I did what I could: clean the fingerboard (which didn’t reset the inlays, alas), replace some broken or worn out plastic parts such as the toggle switch tip. An improvement for sure. Still, a far cry from satisfactory, especially considering the money I had shelled out. The end result was a seldom played guitar and me deciding what to do.
Finally, one day I had my Popeye moment. You know, that’s all I can stands and I can’t stands no more? I grabbed the guitar and went to a well-recommended repair shop in San Francisco. Didn’t like the vibe there; for some strange reason being treated like an inconvenience doesn’t warm the cuckolds of my heart. That, and the fact it would be several months before they could even look at my guitar, made it a no-go. So I went to a different well-recommended repair shop where I wasn’t laughed out of the place the moment I opened my guitar’s case and pulled out my mangy mutt.

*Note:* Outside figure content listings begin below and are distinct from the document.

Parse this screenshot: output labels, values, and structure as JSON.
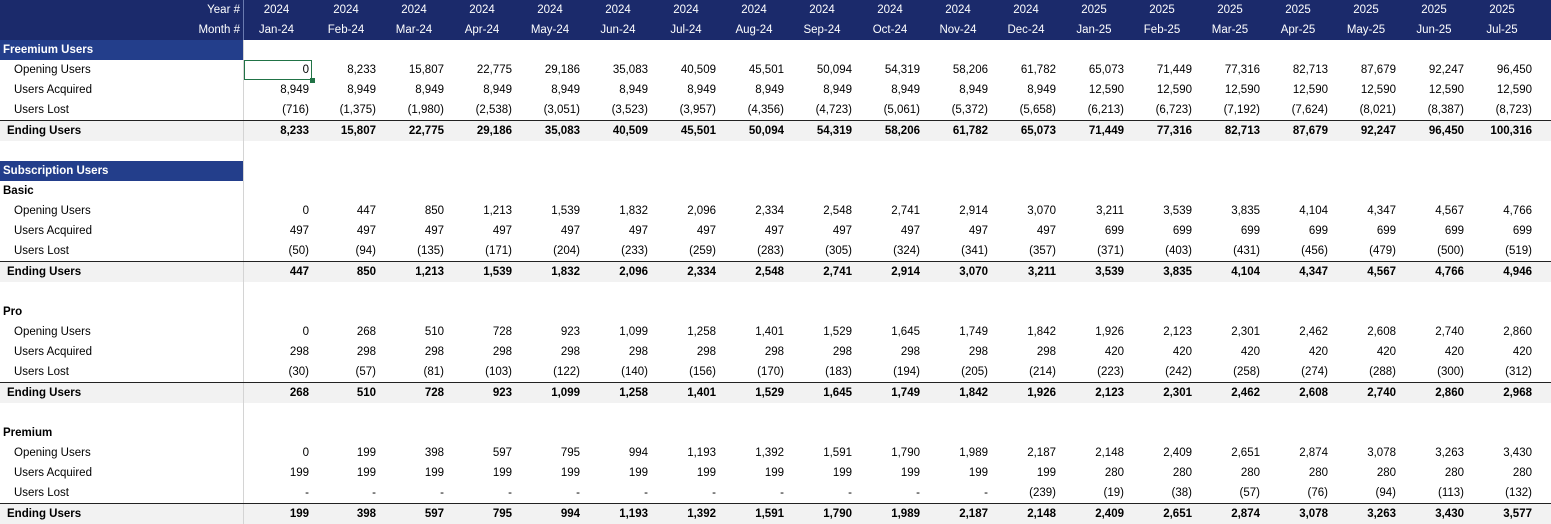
{
  "header": {
    "year_label": "Year #",
    "month_label": "Month #",
    "years": [
      "2024",
      "2024",
      "2024",
      "2024",
      "2024",
      "2024",
      "2024",
      "2024",
      "2024",
      "2024",
      "2024",
      "2024",
      "2025",
      "2025",
      "2025",
      "2025",
      "2025",
      "2025",
      "2025"
    ],
    "months": [
      "Jan-24",
      "Feb-24",
      "Mar-24",
      "Apr-24",
      "May-24",
      "Jun-24",
      "Jul-24",
      "Aug-24",
      "Sep-24",
      "Oct-24",
      "Nov-24",
      "Dec-24",
      "Jan-25",
      "Feb-25",
      "Mar-25",
      "Apr-25",
      "May-25",
      "Jun-25",
      "Jul-25"
    ]
  },
  "rows": [
    {
      "kind": "section",
      "label": "Freemium Users",
      "values": []
    },
    {
      "kind": "line",
      "label": "Opening Users",
      "values": [
        "0",
        "8,233",
        "15,807",
        "22,775",
        "29,186",
        "35,083",
        "40,509",
        "45,501",
        "50,094",
        "54,319",
        "58,206",
        "61,782",
        "65,073",
        "71,449",
        "77,316",
        "82,713",
        "87,679",
        "92,247",
        "96,450"
      ]
    },
    {
      "kind": "line",
      "label": "Users Acquired",
      "values": [
        "8,949",
        "8,949",
        "8,949",
        "8,949",
        "8,949",
        "8,949",
        "8,949",
        "8,949",
        "8,949",
        "8,949",
        "8,949",
        "8,949",
        "12,590",
        "12,590",
        "12,590",
        "12,590",
        "12,590",
        "12,590",
        "12,590"
      ]
    },
    {
      "kind": "line",
      "label": "Users Lost",
      "values": [
        "(716)",
        "(1,375)",
        "(1,980)",
        "(2,538)",
        "(3,051)",
        "(3,523)",
        "(3,957)",
        "(4,356)",
        "(4,723)",
        "(5,061)",
        "(5,372)",
        "(5,658)",
        "(6,213)",
        "(6,723)",
        "(7,192)",
        "(7,624)",
        "(8,021)",
        "(8,387)",
        "(8,723)"
      ]
    },
    {
      "kind": "total",
      "label": "Ending Users",
      "values": [
        "8,233",
        "15,807",
        "22,775",
        "29,186",
        "35,083",
        "40,509",
        "45,501",
        "50,094",
        "54,319",
        "58,206",
        "61,782",
        "65,073",
        "71,449",
        "77,316",
        "82,713",
        "87,679",
        "92,247",
        "96,450",
        "100,316"
      ]
    },
    {
      "kind": "blank",
      "label": "",
      "values": []
    },
    {
      "kind": "section",
      "label": "Subscription Users",
      "values": []
    },
    {
      "kind": "sub",
      "label": "Basic",
      "values": []
    },
    {
      "kind": "line",
      "label": "Opening Users",
      "values": [
        "0",
        "447",
        "850",
        "1,213",
        "1,539",
        "1,832",
        "2,096",
        "2,334",
        "2,548",
        "2,741",
        "2,914",
        "3,070",
        "3,211",
        "3,539",
        "3,835",
        "4,104",
        "4,347",
        "4,567",
        "4,766"
      ]
    },
    {
      "kind": "line",
      "label": "Users Acquired",
      "values": [
        "497",
        "497",
        "497",
        "497",
        "497",
        "497",
        "497",
        "497",
        "497",
        "497",
        "497",
        "497",
        "699",
        "699",
        "699",
        "699",
        "699",
        "699",
        "699"
      ]
    },
    {
      "kind": "line",
      "label": "Users Lost",
      "values": [
        "(50)",
        "(94)",
        "(135)",
        "(171)",
        "(204)",
        "(233)",
        "(259)",
        "(283)",
        "(305)",
        "(324)",
        "(341)",
        "(357)",
        "(371)",
        "(403)",
        "(431)",
        "(456)",
        "(479)",
        "(500)",
        "(519)"
      ]
    },
    {
      "kind": "total",
      "label": "Ending Users",
      "values": [
        "447",
        "850",
        "1,213",
        "1,539",
        "1,832",
        "2,096",
        "2,334",
        "2,548",
        "2,741",
        "2,914",
        "3,070",
        "3,211",
        "3,539",
        "3,835",
        "4,104",
        "4,347",
        "4,567",
        "4,766",
        "4,946"
      ]
    },
    {
      "kind": "blank",
      "label": "",
      "values": []
    },
    {
      "kind": "sub",
      "label": "Pro",
      "values": []
    },
    {
      "kind": "line",
      "label": "Opening Users",
      "values": [
        "0",
        "268",
        "510",
        "728",
        "923",
        "1,099",
        "1,258",
        "1,401",
        "1,529",
        "1,645",
        "1,749",
        "1,842",
        "1,926",
        "2,123",
        "2,301",
        "2,462",
        "2,608",
        "2,740",
        "2,860"
      ]
    },
    {
      "kind": "line",
      "label": "Users Acquired",
      "values": [
        "298",
        "298",
        "298",
        "298",
        "298",
        "298",
        "298",
        "298",
        "298",
        "298",
        "298",
        "298",
        "420",
        "420",
        "420",
        "420",
        "420",
        "420",
        "420"
      ]
    },
    {
      "kind": "line",
      "label": "Users Lost",
      "values": [
        "(30)",
        "(57)",
        "(81)",
        "(103)",
        "(122)",
        "(140)",
        "(156)",
        "(170)",
        "(183)",
        "(194)",
        "(205)",
        "(214)",
        "(223)",
        "(242)",
        "(258)",
        "(274)",
        "(288)",
        "(300)",
        "(312)"
      ]
    },
    {
      "kind": "total",
      "label": "Ending Users",
      "values": [
        "268",
        "510",
        "728",
        "923",
        "1,099",
        "1,258",
        "1,401",
        "1,529",
        "1,645",
        "1,749",
        "1,842",
        "1,926",
        "2,123",
        "2,301",
        "2,462",
        "2,608",
        "2,740",
        "2,860",
        "2,968"
      ]
    },
    {
      "kind": "blank",
      "label": "",
      "values": []
    },
    {
      "kind": "sub",
      "label": "Premium",
      "values": []
    },
    {
      "kind": "line",
      "label": "Opening Users",
      "values": [
        "0",
        "199",
        "398",
        "597",
        "795",
        "994",
        "1,193",
        "1,392",
        "1,591",
        "1,790",
        "1,989",
        "2,187",
        "2,148",
        "2,409",
        "2,651",
        "2,874",
        "3,078",
        "3,263",
        "3,430"
      ]
    },
    {
      "kind": "line",
      "label": "Users Acquired",
      "values": [
        "199",
        "199",
        "199",
        "199",
        "199",
        "199",
        "199",
        "199",
        "199",
        "199",
        "199",
        "199",
        "280",
        "280",
        "280",
        "280",
        "280",
        "280",
        "280"
      ]
    },
    {
      "kind": "line",
      "label": "Users Lost",
      "values": [
        "-",
        "-",
        "-",
        "-",
        "-",
        "-",
        "-",
        "-",
        "-",
        "-",
        "-",
        "(239)",
        "(19)",
        "(38)",
        "(57)",
        "(76)",
        "(94)",
        "(113)",
        "(132)"
      ]
    },
    {
      "kind": "total",
      "label": "Ending Users",
      "values": [
        "199",
        "398",
        "597",
        "795",
        "994",
        "1,193",
        "1,392",
        "1,591",
        "1,790",
        "1,989",
        "2,187",
        "2,148",
        "2,409",
        "2,651",
        "2,874",
        "3,078",
        "3,263",
        "3,430",
        "3,577"
      ]
    }
  ],
  "selected_cell": {
    "row": 1,
    "col": 0
  }
}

My original idea was to have the inlays reset flush with the fingerboard and leave it at that. Said idea flew out the window when the main repair guru took one look at the guitar and, after commenting he had never seen inlays working their way out of the fingerboard like that before, said, “You have got to get this guitar refretted. These things are gone.” I reluctantly agreed, choosing the slightly more expensive stainless steel frets over the usual nickel one in order to pretty much guarantee that no matter how much I played the guitar going forward the frets would outlive me. They also replaced the nut and gave everything else the once-over. And, during the initial meeting, carefully went over with me what kind of guitar player I was as far as style so they could select the right size and shape frets to best match my playing. I appreciated that.
About a month passed. Then the call came. Guitar is done; pick it up whenever. So I rushed over. The repairman discussed how, in order to fix the inlays, they had to very carefully remove them all, re-route the fingerboard spots for them, and glue them back in. A bit out of the ordinary, but the results were flawless. I picked up my guitar, played a few notes, and immediately realized this was the best guitar I had ever played. Ever. It was perfect. Took a while to get there, but it was perfect. I’ll always miss my first Les Paul Deluxe, but this one was a more than worthy replacement.
I’ve often wondered about the person or persons who owned the guitar before the Floridian online dealer I bought it from acquired it. The grimy fingerboard aside, they took very good care of it. They obviously loved it. And, they obviously loved playing it. So why did they let it go? A somewhat melancholy thought, given how the the likeliest answers are they were either no longer able to play, or were no longer here to play, this guitar which now resides with me.
And that’s the story of my guitar. Hardly miraculous how it came into my possession. Yet, there is a touch of the miraculous how this particular guitar came to be mine, and how once given the loving care it had been more or less given its entire existence it sprang to life as a truly fine instrument. Sometimes, the least desirable turns out to be the greatest prize. All it takes is skillfully, actively applied love in action. So it is with my guitar.
Now if you’ll excuse me, I really need to practice my playing.